Tamı tamına 17 yıldır ortak iş yapıyorduk. Aradan geçen bunca zamanda elbette ailemden daha çok böylesi bir pisliği her gün tekrar tekrar görmek rahatsız edici birşeydi. Her ne ise hemen giyinmeye başladım. Tam kendime gelmem için kahve hazırlayım derken lanet olası bir telefon daha.

-Kahveni aldım ortak.Bekliyorum ofiste.

-Lanet olası.

Pislik herif. 17 yıldır beraber aynı işte ortak olmamızın cezası mı yoksa bana bahşedilmiş bir lütuf mu bu tanrının sunduğu. Pantolonum kırış kırış. Tek başına yaşamanın ve bir birey hemde erkek birey olarak yaşamanın imtihanı ve sonucu bu olsa gerek. Her şey dağınık düzensiz ve pis bir şekilde. Ama inanmayacaksınız bundan haz da duyuyorum. Çünkü tam da her şey benim istediğim gibi. Mavi gömleğimin bir düğmesi kopuk. Ah siktir et kimin umurundaki. Üzerime o bilindik beni ben yapan spor ceketimi giydim ve bir hışımla aşağı indim. Arabamı çalıştırıp doğru ofise gittim. Gittiğimde henüz kimsenin olmadığını fark ettim. Pislik herif. Hem beni buraya çağırıyor hemde kendisi ortalıklar da yok. Biraz ortalıkta dolandım ve fark ettim ki ne de çok zamanımın burada bu daracık mekanda hapsetmişim. Masamın arkasında ki duvara baktım. Çatlaklar oluşmuş. Ne garip!. Her şey yolunda gibi gözüküyor ama hiçte her şey göründüğü gibi olmuyor. Ah sonunda Dave geldi.

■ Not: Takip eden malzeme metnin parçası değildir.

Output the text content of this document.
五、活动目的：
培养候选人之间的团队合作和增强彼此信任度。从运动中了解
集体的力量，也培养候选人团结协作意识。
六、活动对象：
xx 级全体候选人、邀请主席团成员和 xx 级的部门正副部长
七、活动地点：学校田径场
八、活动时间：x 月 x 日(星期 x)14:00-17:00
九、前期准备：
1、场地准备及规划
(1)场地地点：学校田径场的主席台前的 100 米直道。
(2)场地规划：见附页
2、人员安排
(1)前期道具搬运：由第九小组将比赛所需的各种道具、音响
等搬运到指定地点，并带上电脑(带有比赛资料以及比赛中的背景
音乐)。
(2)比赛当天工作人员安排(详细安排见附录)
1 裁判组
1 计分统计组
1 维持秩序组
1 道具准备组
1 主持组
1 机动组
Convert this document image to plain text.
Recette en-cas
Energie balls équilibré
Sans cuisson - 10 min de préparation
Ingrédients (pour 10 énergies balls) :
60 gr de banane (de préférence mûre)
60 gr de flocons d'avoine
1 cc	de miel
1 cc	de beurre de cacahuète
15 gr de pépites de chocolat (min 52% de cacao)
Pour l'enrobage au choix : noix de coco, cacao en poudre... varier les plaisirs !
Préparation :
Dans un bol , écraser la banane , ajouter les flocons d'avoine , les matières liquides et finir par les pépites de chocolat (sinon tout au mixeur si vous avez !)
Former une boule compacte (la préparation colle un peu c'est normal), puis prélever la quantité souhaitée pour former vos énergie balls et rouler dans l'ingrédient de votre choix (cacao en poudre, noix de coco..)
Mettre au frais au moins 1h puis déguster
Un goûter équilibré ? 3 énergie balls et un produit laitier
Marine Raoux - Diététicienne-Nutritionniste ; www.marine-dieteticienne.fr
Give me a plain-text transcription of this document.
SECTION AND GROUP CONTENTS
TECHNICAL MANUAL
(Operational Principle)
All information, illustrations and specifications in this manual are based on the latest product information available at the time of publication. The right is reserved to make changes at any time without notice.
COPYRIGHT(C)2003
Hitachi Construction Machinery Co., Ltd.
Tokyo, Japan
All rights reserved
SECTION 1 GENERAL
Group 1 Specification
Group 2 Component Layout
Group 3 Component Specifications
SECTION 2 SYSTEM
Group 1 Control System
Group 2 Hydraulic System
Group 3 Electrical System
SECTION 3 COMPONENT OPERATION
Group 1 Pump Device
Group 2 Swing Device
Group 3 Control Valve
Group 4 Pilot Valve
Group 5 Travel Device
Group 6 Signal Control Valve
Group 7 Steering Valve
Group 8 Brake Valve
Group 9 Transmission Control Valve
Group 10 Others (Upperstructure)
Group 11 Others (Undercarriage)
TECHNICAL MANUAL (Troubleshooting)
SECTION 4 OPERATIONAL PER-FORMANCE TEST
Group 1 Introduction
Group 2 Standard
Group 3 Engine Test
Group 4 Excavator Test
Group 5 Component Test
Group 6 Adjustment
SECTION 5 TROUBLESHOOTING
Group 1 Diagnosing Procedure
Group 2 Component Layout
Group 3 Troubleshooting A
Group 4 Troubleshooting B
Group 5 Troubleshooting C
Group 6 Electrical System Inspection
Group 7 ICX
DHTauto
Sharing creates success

-Merhaba ortak. aaa üzgünüm beklettim biraz ama yeni bir iş buldum tam sana göre. Biliyorum günlerdir üzgünsün. Görmüyor değilim ortak 20 yıldır beraber sayılırız haa öyle değil mi?

-Eminim pislik beni düşünmüşsündür. Yine hangi dağda kurt öldü? (bunu her deyişimde ürküyorum aslında)

-Yapma ortak. Her neyse bir bakmanı istedim. Bugün öğlen saatlerinde Kaose Dağında bir dağ evi. 7 ölü. İnanamazsın fotoğrafla e-mailime yollanmışlar. Tamı tamına 3 litre kustum dostum. İğrenç bir görüntüydü.